The list goes on till 2kg. The charge is flat despite the dispatch distance. Illustrated below is a Phnom Penh postcard to Takhmau, the provincial capital of Kandal, bearing the basic 500r postage. Postcards and letters share the same postage rates.


This Phnom Penh intracity cover bears the 10g to 50g postage of 800r:

Registered service is available at 800r extra, it is only available at selected post offices, primarily the capital, provincial capitals and certain sub branches. Below features a registered cover from Takhmau to Phnom Penh with 1300r stamps for 500r under 10g domestic postage and 800r registration fee.

Below is another cover from the city of Battambang to Phnom Penh, 1350r paying the 500r domestic rate and 800r registered fee. Strange enough many post offices have stamp stock which fails to compile the exact postage for customers, the solution is just to get close to it, in this case there is a 50r surplus.
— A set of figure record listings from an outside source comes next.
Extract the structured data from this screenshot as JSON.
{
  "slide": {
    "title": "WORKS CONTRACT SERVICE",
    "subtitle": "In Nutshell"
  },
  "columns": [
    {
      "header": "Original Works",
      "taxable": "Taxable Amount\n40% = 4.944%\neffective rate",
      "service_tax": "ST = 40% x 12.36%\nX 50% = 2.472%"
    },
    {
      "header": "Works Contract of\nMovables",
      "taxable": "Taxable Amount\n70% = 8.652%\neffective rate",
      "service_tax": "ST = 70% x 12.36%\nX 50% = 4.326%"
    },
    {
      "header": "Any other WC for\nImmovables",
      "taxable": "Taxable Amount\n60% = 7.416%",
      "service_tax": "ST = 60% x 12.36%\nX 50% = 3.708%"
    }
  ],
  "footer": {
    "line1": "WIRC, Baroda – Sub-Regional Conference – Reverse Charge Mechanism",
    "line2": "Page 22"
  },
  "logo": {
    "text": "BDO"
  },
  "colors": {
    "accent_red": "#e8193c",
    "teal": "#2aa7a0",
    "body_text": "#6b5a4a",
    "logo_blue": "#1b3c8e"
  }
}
Unknown to most postal historians and philatelists, senders still pay 1300r to the postal clerk, not the face value of stamps. Sometimes post offices cheat customers but that is another story.

Some post offices do not have domestic registered ID labels (analog), the substitution is S10 code registration ID labels which are originally meant for international mail. This Stung Treng to Phnom Penh cover gives an example:

According to the face value of stamps, the letter has a postage surplus as well, but the actual payment can be a different case.

Cambodia Post also offers EMS service. EMS charges at very moderate rates: letters under 25g cost 6000r, 25g to 50g is 8700r, 0.5g to 1kg is 12000r. This is the reason why local businesses prefer EMS to usual delivery which is slow and unreliable.